All of the debate is going one way — even though it is the most hypocritical way possible. In Trump world, for instance, they talk constantly about the intrinsic nature of free speech, while doing everything they can to shut down anything that is critical of them. 

Misogyny is actually at the heart of a lot of the so-called Project 2025 proposals designed to set the agenda for Trump’s second term.

We’ve yet to see them in action, but there is a clear determination to start rolling back the gains made in terms of women’s rights over decades. The all-out assault on so-called “DEI” being spearheaded by Trump is not just about race or sexual orientation, as bad as that is, but it is also about putting women in their place. 

At the same time, the overturning of Roe v Wade, the judgment that codified a woman’s right to terminate her pregnancy, has opened a window into the future that many women saw as unthinkable.

It's hard to imagine, isn’t it, that only a few years have elapsed since the height of the “Me Too” movement, when women all over the world “got their power back” and the poisonous culture of misogyny was in retreat.

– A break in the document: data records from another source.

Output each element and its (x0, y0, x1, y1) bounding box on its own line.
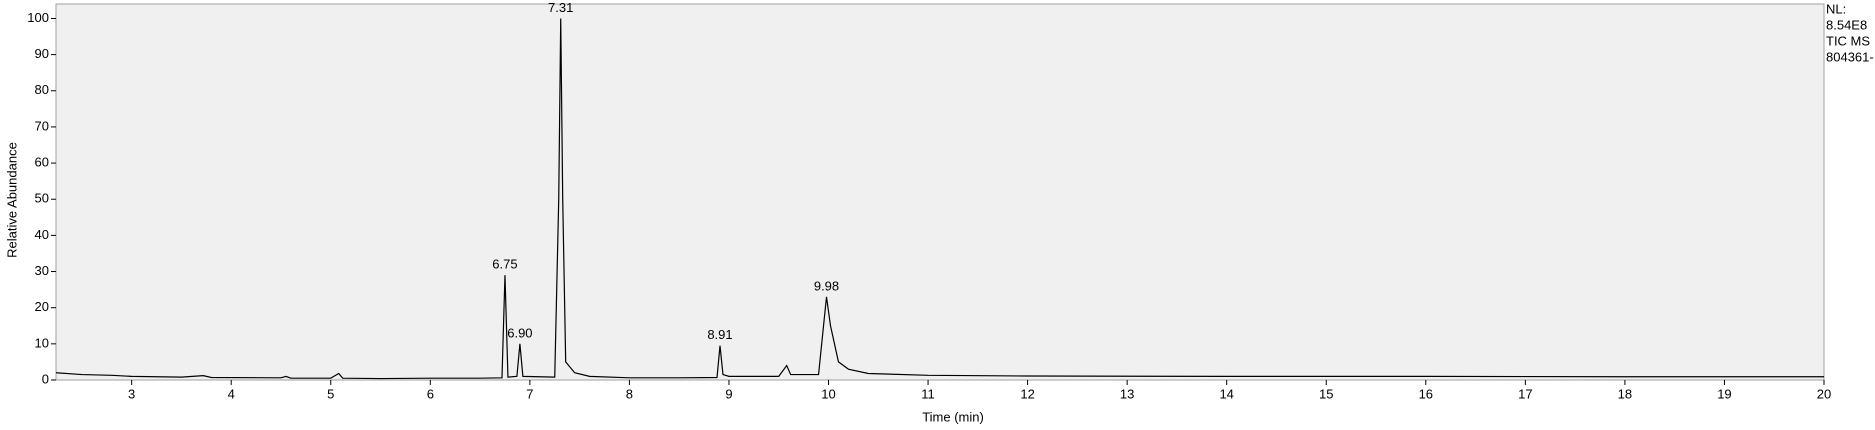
y-tick-label: 100 (27, 10, 49, 25)
y-tick-label: 60 (35, 155, 49, 170)
x-tick-label: 9 (725, 386, 732, 401)
x-tick-label: 15 (1319, 386, 1333, 401)
x-tick-label: 6 (427, 386, 434, 401)
x-tick-label: 5 (327, 386, 334, 401)
x-tick-label: 3 (128, 386, 135, 401)
y-tick-label: 90 (35, 46, 49, 61)
y-tick-label: 10 (35, 335, 49, 350)
peak-label: 6.75 (492, 257, 517, 272)
y-tick-label: 30 (35, 263, 49, 278)
y-tick-label: 20 (35, 299, 49, 314)
peak-label: 8.91 (707, 327, 732, 342)
y-tick-label: 50 (35, 191, 49, 206)
x-tick-label: 7 (526, 386, 533, 401)
x-tick-label: 17 (1518, 386, 1532, 401)
info-text: NL: (1826, 1, 1846, 16)
x-tick-label: 8 (626, 386, 633, 401)
trace (55, 18, 1824, 380)
x-tick-label: 13 (1120, 386, 1134, 401)
info-text: 8.54E8 (1826, 17, 1867, 32)
x-tick-label: 11 (921, 386, 935, 401)
y-tick-label: 70 (35, 118, 49, 133)
x-tick-label: 4 (228, 386, 235, 401)
x-tick-label: 16 (1419, 386, 1433, 401)
x-tick-label: 12 (1020, 386, 1034, 401)
info-text: TIC MS (1826, 33, 1870, 48)
info-text: 804361- (1826, 49, 1874, 64)
peak-label: 9.98 (814, 278, 839, 293)
x-tick-label: 20 (1817, 386, 1831, 401)
x-tick-label: 19 (1717, 386, 1731, 401)
x-tick-label: 10 (821, 386, 835, 401)
x-axis-label: Time (min) (922, 409, 984, 424)
x-tick-label: 14 (1219, 386, 1233, 401)
x-tick-label: 18 (1618, 386, 1632, 401)
plot-area (55, 3, 1825, 381)
y-axis-label: Relative Abundance (4, 142, 19, 258)
peak-label: 7.31 (548, 0, 573, 15)
y-tick-label: 0 (42, 371, 49, 386)
y-tick-label: 40 (35, 227, 49, 242)
peak-label: 6.90 (507, 325, 532, 340)
y-tick-label: 80 (35, 82, 49, 97)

Here is where you end up. When misogyny dictates human behaviour, the result is brutal and cruel and we can all see it. When misogyny influences public policy the result is a total undermining of respect for equality and human rights. But it’s often subtle and we don’t see it until it’s too late.

Put it another way. When you listen to Ailbhe Griffith and hear her story, you understand exactly how corrosive misogyny is and what damage it can do. But right now, all over the world, misogyny is winning. 

And if that trend isn’t reversed, the damage will be profound. We don’t just need to listen to the Ailbhe Griffiths of this world. We need to be led by them.